I've only read the first few posts, but YABU.

SOLOisMeredithGrey · 15/07/2009 23:48

My Ds doesn't have friends or cousin's phoning him. They speak at school, arrange to meet at an allotted time on the internet game they play and bob's your uncle!

Ds does keep on and on about getting a mobile though(for emergenciesof course), and I wont hear of it!

anothernamechangeyawn · 15/07/2009 23:50

All the more reason to give them practice. DS (as I said, nearly 3) called me at work the other day. Well his dad put him on, before taking over. It was so lovely to hear his little voice, and he was telling me all about what he'd done that morning, what he'd had for lunch, etc. I'm sure most children are rubbish at it because they've not had the chance to engage in enough proper conversations.
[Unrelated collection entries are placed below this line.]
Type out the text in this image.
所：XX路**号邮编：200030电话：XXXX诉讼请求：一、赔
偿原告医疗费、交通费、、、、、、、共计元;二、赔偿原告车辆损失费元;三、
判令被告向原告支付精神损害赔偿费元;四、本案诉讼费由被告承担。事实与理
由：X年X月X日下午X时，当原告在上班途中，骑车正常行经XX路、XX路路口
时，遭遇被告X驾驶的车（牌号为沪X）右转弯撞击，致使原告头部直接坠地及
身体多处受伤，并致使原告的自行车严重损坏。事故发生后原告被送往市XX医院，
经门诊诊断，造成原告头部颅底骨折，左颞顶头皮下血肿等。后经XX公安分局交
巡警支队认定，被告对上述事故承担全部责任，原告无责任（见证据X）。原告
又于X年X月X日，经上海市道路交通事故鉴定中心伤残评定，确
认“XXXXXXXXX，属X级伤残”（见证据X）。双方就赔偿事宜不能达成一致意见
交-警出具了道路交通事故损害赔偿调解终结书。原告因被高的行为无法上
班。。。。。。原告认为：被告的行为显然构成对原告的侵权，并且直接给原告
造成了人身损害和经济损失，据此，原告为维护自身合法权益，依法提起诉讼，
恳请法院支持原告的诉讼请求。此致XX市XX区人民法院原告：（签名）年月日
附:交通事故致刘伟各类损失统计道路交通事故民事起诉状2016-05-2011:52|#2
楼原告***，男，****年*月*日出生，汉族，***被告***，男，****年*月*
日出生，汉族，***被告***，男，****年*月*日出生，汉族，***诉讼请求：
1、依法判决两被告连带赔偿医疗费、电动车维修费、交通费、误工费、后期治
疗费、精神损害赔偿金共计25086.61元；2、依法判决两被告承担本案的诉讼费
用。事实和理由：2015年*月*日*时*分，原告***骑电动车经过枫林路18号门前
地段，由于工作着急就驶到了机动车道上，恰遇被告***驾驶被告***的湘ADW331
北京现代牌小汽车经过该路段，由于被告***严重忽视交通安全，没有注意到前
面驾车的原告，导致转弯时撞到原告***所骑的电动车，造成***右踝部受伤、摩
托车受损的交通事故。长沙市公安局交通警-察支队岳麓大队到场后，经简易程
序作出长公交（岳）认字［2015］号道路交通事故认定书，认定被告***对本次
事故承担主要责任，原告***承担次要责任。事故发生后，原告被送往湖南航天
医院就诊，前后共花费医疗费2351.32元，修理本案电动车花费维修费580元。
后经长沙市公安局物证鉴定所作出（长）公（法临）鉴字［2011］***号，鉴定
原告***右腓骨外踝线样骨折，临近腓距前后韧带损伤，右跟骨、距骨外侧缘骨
If you're not careful they'll still be rubbish on the phone by the time they're 10.

MrsSpringsteen · 15/07/2009 23:53

hmmm but will I care?

Communication between children is less and less verbal and even less face to face

If my child has a crap phone manner at 10 i do not really care...90% of their mates speak only on a keyboard,phone pad or grunt

SOLOisMeredithGrey · 15/07/2009 23:55

Of course they wont be! We didn't have a 'house phone' until I was 11 and I have a great telephone manner!

Ds has chatted on the phone to me from toddlerhood perfectly well, but I wont have him answering the phone.